# Predictive Modeling of Ames Housing Data
This notebook demonstrates data preprocessing, modeling, and interpretation for the Ames Housing dataset.

In [1]:
import pandas as pd
import numpy as np
from sklearn.model_selection import train_test_split, cross_val_score
from sklearn.preprocessing import StandardScaler, OneHotEncoder
from sklearn.compose import ColumnTransformer
from sklearn.pipeline import Pipeline
from sklearn.linear_model import LinearRegression, Ridge, Lasso
from sklearn.metrics import mean_squared_error

In [2]:
# Simulate simplified data similar to Ames Housing dataset
data = {
    'MSSubClass': [60, 20, 70, 60, 50], 'LotFrontage': [65.0, 80.0, 68.0, 60.0, 84.0],
    'LotArea': [8450, 9600, 11250, 9550, 14260], 'OverallQual': [7, 6, 7, 7, 8],
    'OverallCond': [5, 8, 5, 5, 5], 'YearBuilt': [2003, 1976, 2001, 1915, 2000],
    'YearRemodAdd': [2003, 1976, 2002, 1970, 2000], 'TotalBsmtSF': [856, 1262, 920, 756, 1145],
    '1stFlrSF': [856, 1262, 920, 961, 1145], '2ndFlrSF': [854, 0, 866, 756, 1053],
    'GrLivArea': [1710, 1262, 1786, 1717, 2198], 'FullBath': [2, 2, 2, 1, 2],
    'HalfBath': [1, 0, 1, 0, 1], 'TotRmsAbvGrd': [8, 6, 6, 7, 9], 'GarageCars': [2, 2, 2, 3, 3],
    'GarageArea': [548, 460, 608, 642, 836], 'YrSold': [2008, 2007, 2008, 2006, 2008],
    'Neighborhood': ['CollgCr', 'Veenker', 'CollgCr', 'Crawfor', 'NridgHt'],
    'Alley': [np.nan, np.nan, np.nan, np.nan, np.nan], 'SalePrice': [208500, 181500, 223500, 140000, 250000]
}

In [3]:
np.random.seed(42)
n_samples = 200
full_data = {
    'OverallQual': np.random.randint(3, 11, n_samples),
    'GrLivArea': np.random.randint(1000, 2500, n_samples),
    'TotalBsmtSF': np.random.randint(500, 2000, n_samples),
    'GarageCars': np.random.randint(0, 4, n_samples),
    'YearBuilt': np.random.randint(1950, 2010, n_samples),
    'YrSold': np.random.randint(2006, 2011, n_samples),
    'LotFrontage': np.random.uniform(50, 100, n_samples),
    'Neighborhood': np.random.choice(['CollgCr', 'Veenker', 'Crawfor', 'NridgHt', 'OldTown'], n_samples),
    'SalePrice': np.random.randint(100000, 400000, n_samples)
}
df = pd.DataFrame(full_data)
df.loc[df.index[::10], 'LotFrontage'] = np.nan

print("--- Initial Data Summary ---")
print(f"Dataset shape: {df.shape}")
print("Columns with missing values:")
print(df.isnull().sum()[df.isnull().sum() > 0])

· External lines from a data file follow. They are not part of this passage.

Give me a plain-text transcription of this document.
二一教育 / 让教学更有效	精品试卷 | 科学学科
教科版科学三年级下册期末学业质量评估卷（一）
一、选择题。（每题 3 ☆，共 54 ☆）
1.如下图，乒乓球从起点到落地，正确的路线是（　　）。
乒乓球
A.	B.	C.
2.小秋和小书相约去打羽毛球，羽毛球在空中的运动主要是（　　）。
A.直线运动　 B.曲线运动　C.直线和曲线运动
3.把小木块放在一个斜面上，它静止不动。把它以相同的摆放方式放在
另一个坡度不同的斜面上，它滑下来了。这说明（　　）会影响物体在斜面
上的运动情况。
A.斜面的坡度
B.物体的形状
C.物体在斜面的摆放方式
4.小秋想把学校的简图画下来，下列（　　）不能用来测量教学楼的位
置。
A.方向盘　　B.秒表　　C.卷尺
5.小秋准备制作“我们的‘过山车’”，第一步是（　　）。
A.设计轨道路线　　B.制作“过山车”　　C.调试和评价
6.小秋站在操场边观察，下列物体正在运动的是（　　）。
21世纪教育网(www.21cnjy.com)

--- Initial Data Summary ---
Dataset shape: (200, 9)
Columns with missing values:
LotFrontage    20
dtype: int64


In [4]:
# Target transformation
df['SalePrice'] = np.log1p(df['SalePrice'])

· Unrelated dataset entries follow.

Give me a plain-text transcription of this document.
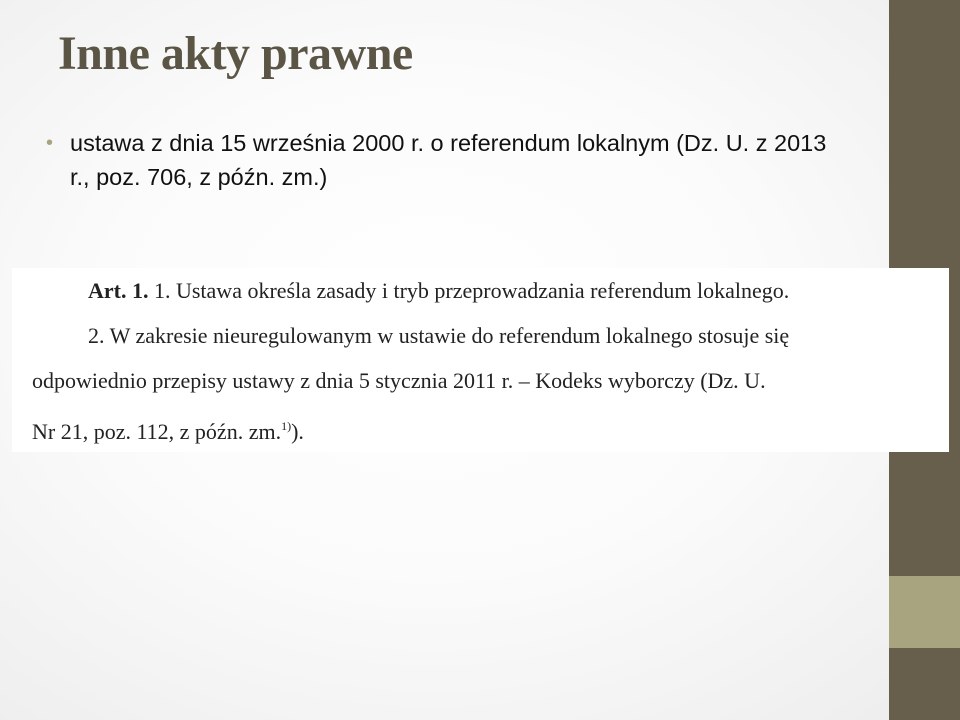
Inne akty prawne
• ustawa z dnia 15 września 2000 r. o referendum lokalnym (Dz. U. z 2013 r., poz. 706, z późn. zm.)
Art. 1. 1. Ustawa określa zasady i tryb przeprowadzania referendum lokalnego.
2. W zakresie nieuregulowanym w ustawie do referendum lokalnego stosuje się
odpowiednio przepisy ustawy z dnia 5 stycznia 2011 r. – Kodeks wyborczy (Dz. U.
Nr 21, poz. 112, z późn. zm.$^{1)}$).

# Impute LotFrontage by Neighborhood median and fallback to global median
df['LotFrontage'] = df.groupby('Neighborhood')['LotFrontage'].transform(lambda x: x.fillna(x.median()))
df['LotFrontage'] = df['LotFrontage'].fillna(df['LotFrontage'].median())

# Feature engineering: HouseAge
df['HouseAge'] = df['YrSold'] - df['YearBuilt']

In [5]:
# Preprocessing pipeline
features = ['OverallQual', 'GrLivArea', 'TotalBsmtSF', 'GarageCars', 'HouseAge', 'LotFrontage', 'Neighborhood']
X = df[features]
y = df['SalePrice']

categorical_features = ['Neighborhood']
numerical_features = ['OverallQual', 'GrLivArea', 'TotalBsmtSF', 'GarageCars', 'HouseAge', 'LotFrontage']

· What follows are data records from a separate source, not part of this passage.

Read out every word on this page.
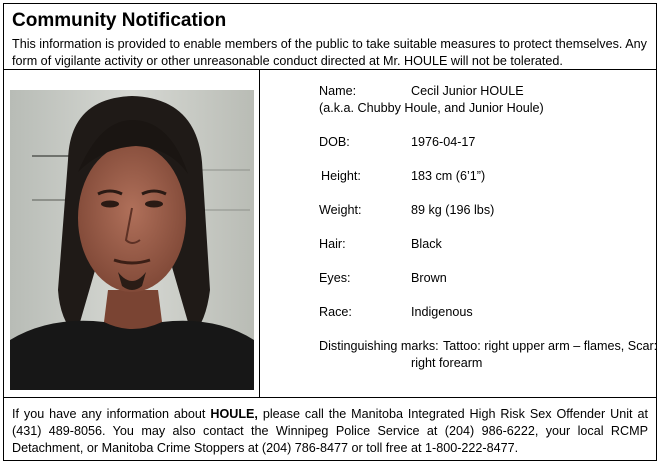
Community Notification
This information is provided to enable members of the public to take suitable measures to protect themselves. Any form of vigilante activity or other unreasonable conduct directed at Mr. HOULE will not be tolerated.
Name:	Cecil Junior HOULE
(a.k.a. Chubby Houle, and Junior Houle)
DOB:	1976-04-17
Height:	183 cm (6’1”)
Weight:	89 kg (196 lbs)
Hair:	Black
Eyes:	Brown
Race:	Indigenous
Distinguishing marks: Tattoo: right upper arm – flames, Scar:
right forearm
If you have any information about HOULE, please call the Manitoba Integrated High Risk Sex Offender Unit at (431) 489-8056. You may also contact the Winnipeg Police Service at (204) 986-6222, your local RCMP Detachment, or Manitoba Crime Stoppers at (204) 786-8477 or toll free at 1-800-222-8477.
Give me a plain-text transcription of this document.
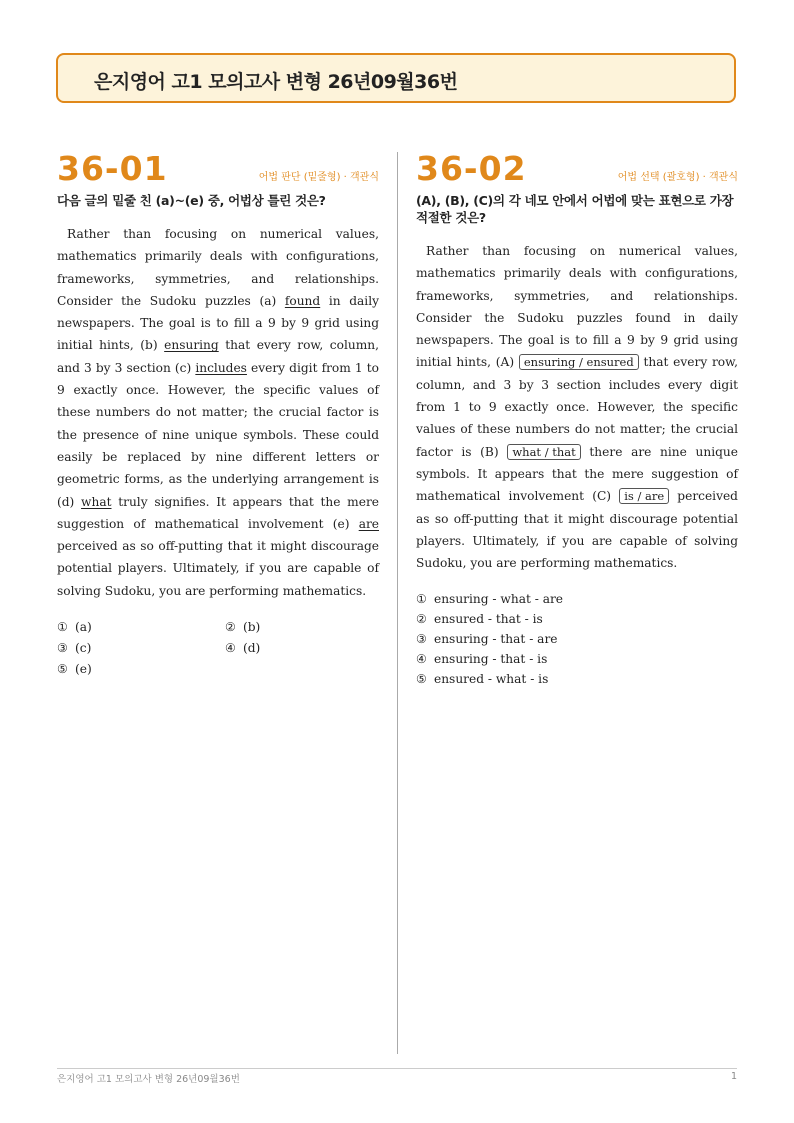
은지영어 고1 모의고사 변형 26년09월36번
36-01	어법 판단 (밑줄형) · 객관식
다음 글의 밑줄 친 (a)~(e) 중, 어법상 틀린 것은?
Rather than focusing on numerical values, mathematics primarily deals with configurations, frameworks, symmetries, and relationships. Consider the Sudoku puzzles (a) found in daily newspapers. The goal is to fill a 9 by 9 grid using initial hints, (b) ensuring that every row, column, and 3 by 3 section (c) includes every digit from 1 to 9 exactly once. However, the specific values of these numbers do not matter; the crucial factor is the presence of nine unique symbols. These could easily be replaced by nine different letters or geometric forms, as the underlying arrangement is (d) what truly signifies. It appears that the mere suggestion of mathematical involvement (e) are perceived as so off-putting that it might discourage potential players. Ultimately, if you are capable of solving Sudoku, you are performing mathematics.
① (a)	② (b)
③ (c)	④ (d)
⑤ (e)
36-02	어법 선택 (괄호형) · 객관식
(A), (B), (C)의 각 네모 안에서 어법에 맞는 표현으로 가장 적절한 것은?
Rather than focusing on numerical values, mathematics primarily deals with configurations, frameworks, symmetries, and relationships. Consider the Sudoku puzzles found in daily newspapers. The goal is to fill a 9 by 9 grid using initial hints, (A) ensuring / ensured that every row, column, and 3 by 3 section includes every digit from 1 to 9 exactly once. However, the specific values of these numbers do not matter; the crucial factor is (B) what / that there are nine unique symbols. It appears that the mere suggestion of mathematical involvement (C) is / are perceived as so off-putting that it might discourage potential players. Ultimately, if you are capable of solving Sudoku, you are performing mathematics.
① ensuring - what - are
② ensured - that - is
③ ensuring - that - are
④ ensuring - that - is
⑤ ensured - what - is
은지영어 고1 모의고사 변형 26년09월36번	1
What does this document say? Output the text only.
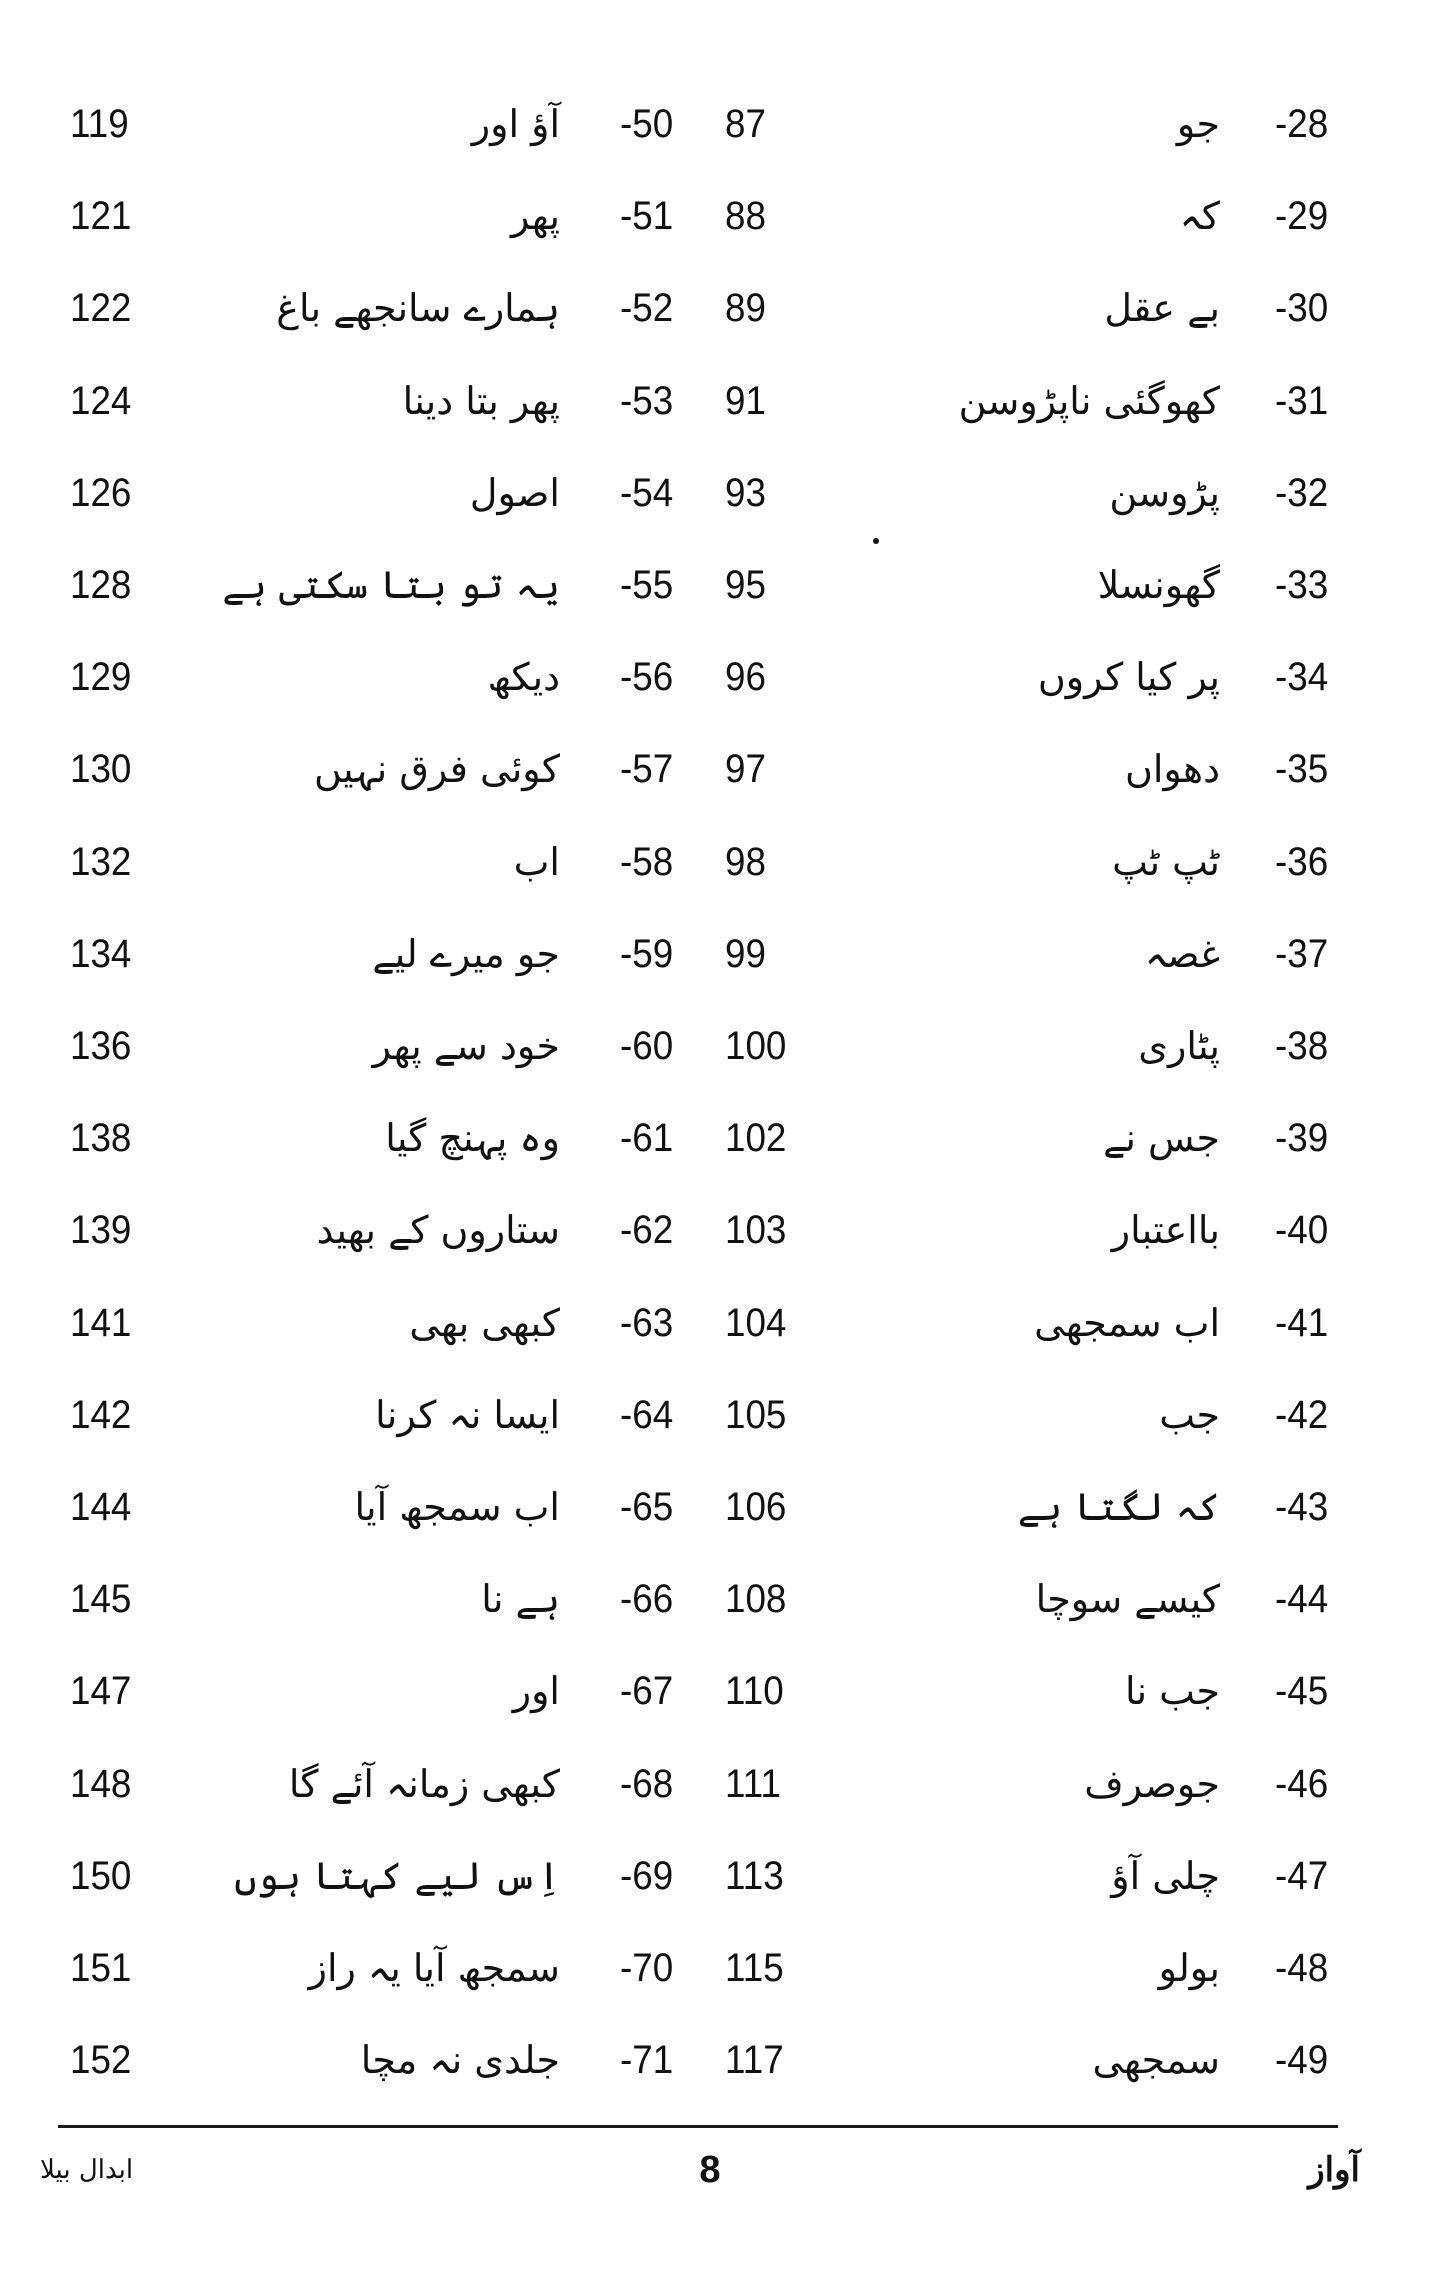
119	آؤ اور -50	87	جو -28
121	پھر -51	88	کہ -29
122	ہمارے سانجھے باغ -52	89	بے عقل -30
124	پھر بتا دینا -53	91	کھوگئی ناپڑوسن -31
126	اصول -54	93	پڑوسن -32
128	یہ تو بتا سکتی ہے -55	95	گھونسلا -33
129	دیکھ -56	96	پر کیا کروں -34
130	کوئی فرق نہیں -57	97	دھواں -35
132	اب -58	98	ٹپ ٹپ -36
134	جو میرے لیے -59	99	غصہ -37
136	خود سے پھر -60	100	پٹاری -38
138	وہ پہنچ گیا -61	102	جس نے -39
139	ستاروں کے بھید -62	103	بااعتبار -40
141	کبھی بھی -63	104	اب سمجھی -41
142	ایسا نہ کرنا -64	105	جب -42
144	اب سمجھ آیا -65	106	کہ لگتا ہے -43
145	ہے نا -66	108	کیسے سوچا -44
147	اور -67	110	جب نا -45
148	کبھی زمانہ آئے گا -68	111	جوصرف -46
150	اِس لیے کہتا ہوں -69	113	چلی آؤ -47
151	سمجھ آیا یہ راز -70	115	بولو -48
152	جلدی نہ مچا -71	117	سمجھی -49
ابدال بیلا	8	آواز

preprocessor = ColumnTransformer(transformers=[
    ('num', StandardScaler(), numerical_features),
    ('cat', OneHotEncoder(handle_unknown='ignore'), categorical_features)
])

In [6]:
# Model training and comparison
models = {
    'Linear Regression': LinearRegression(),
    'Ridge': Ridge(alpha=10),
    'Lasso': Lasso(alpha=0.01)
}

print("--- Model Comparison using Cross-Validation ---")
for name, model in models.items():
    pipeline = Pipeline(steps=[('preprocessor', preprocessor), ('regressor', model)])
    r2_scores = cross_val_score(pipeline, X, y, cv=5, scoring='r2')
    rmse_scores = -cross_val_score(pipeline, X, y, cv=5, scoring='neg_root_mean_squared_error')
    print(f"Model: {name}")
    print(f"  Average R-squared: {np.mean(r2_scores):.4f} (+/- {np.std(r2_scores):.4f})")
    print(f"  Average RMSE: {np.mean(rmse_scores):.4f} (+/- {np.std(rmse_scores):.4f})")
    print("-" * 30)

--- Model Comparison using Cross-Validation ---
Model: Linear Regression
  Average R-squared: -0.2125 (+/- 0.0412)
  Average RMSE: 0.3923 (+/- 0.0317)
------------------------------
Model: Ridge
  Average R-squared: -0.1870 (+/- 0.0475)
  Average RMSE: 0.3881 (+/- 0.0315)
------------------------------
Model: Lasso
  Average R-squared: -0.1692 (+/- 0.0579)
  Average RMSE: 0.3851 (+/- 0.0316)
------------------------------


In [7]:
# Final model interpretation
print("--- Key Findings from Final Ridge Model ---")
final_pipeline = Pipeline(steps=[('preprocessor', preprocessor), ('regressor', Ridge(alpha=10))])
final_pipeline.fit(X, y)

cat_feature_names = final_pipeline.named_steps['preprocessor'].named_transformers_['cat'].get_feature_names_out(categorical_features)
all_feature_names = numerical_features + list(cat_feature_names)
coefficients = final_pipeline.named_steps['regressor'].coef_

coef_df = pd.DataFrame(coefficients, index=all_feature_names, columns=['Coefficient'])
coef_df['Abs_Coefficient'] = coef_df['Coefficient'].abs()
sorted_coef_df = coef_df.sort_values(by='Abs_Coefficient', ascending=False)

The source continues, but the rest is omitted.